Nupcias de abril y clorofilia en el Retiro

 

El libro de Paul Celan, como un amuleto, sigue sobre el zafarrancho de combate de mi mesa y trincheras adyacentes. Me había comprometido a despejarla (y la gran cizaña de mis buzones electrónicos), pero apenas si he conseguido limpiar los goznes de las puertas de entrada a un jardín que me recuerda al de la casa de mi abuela Emilia, cuando la infancia no había sido corrompida.

 

Leo Noche ala y el poema me interpela como los ojillos de un murciélago, como el terciopelo ajado de los reclinatorios de una fe definitivamente marchita. A veces me asombro cuando me asomo al misterio de la noche y me siento junto a Simone Weil.

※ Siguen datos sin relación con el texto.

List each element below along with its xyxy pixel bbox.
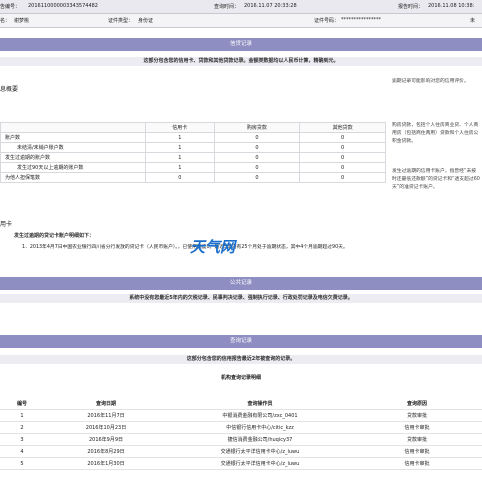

Pero algo me dice que no, y no es como si me repugnara física o intelectualmente (pienso en mi madre), sino que me resulta del todo inconcebible, sobre todo cuando escucho que han captado radiaciones que estaban esperándonos en el espectro desde el Big Bang, o que han hallado un planeta a 500 millones de años luz de la Tierra que se nos parece, que podría ser habitable. Entonces levanto la vista del cuaderno a la noche que empieza a insinuarse y me siento junto a Paul Celan antes de.

 

Noche ala

 

Noche ala, venida de lejos ya

para siempre tendida

sobre creta y cal.

Cantos rodados hasta el abismo.

Nieve. Y aún más blancura.

 

Invisible,

lo que parecía pardo,

color del pensamiento y en silvestre

espesura de palabras.

 

Cal y creta.

Y cantos.

Nieve. Y aún más blancura.

 

Tú, tú mismo:

yaciente en el ojo

extraño, que abarca esto

con la mirada.

 

Cada poema merecería una exégesis, al menos una página. Al menos un poema que le haga justicia, que le sirva de eco, que le diga al poeta que se tiró al río que sus versos siguen resonando río abajo y en las orillas, donde nos guarecemos los desterrados, hijos de Eva, los que no nos hemos atrevido a ser con todas las consecuencias, «creta y cal». «Y aún más blancura». Yo abro los ojos y los cierro, y me vuelvo. No hay nadie ahora aquí, ella se ha ido a acompañar a su amiga, a la que ronda la enfermedad, y yo me quedo aquí, apurando la tarde de la víspera de Resurrección, como si pudiera creer en esas paparruchas que mecen a tantos.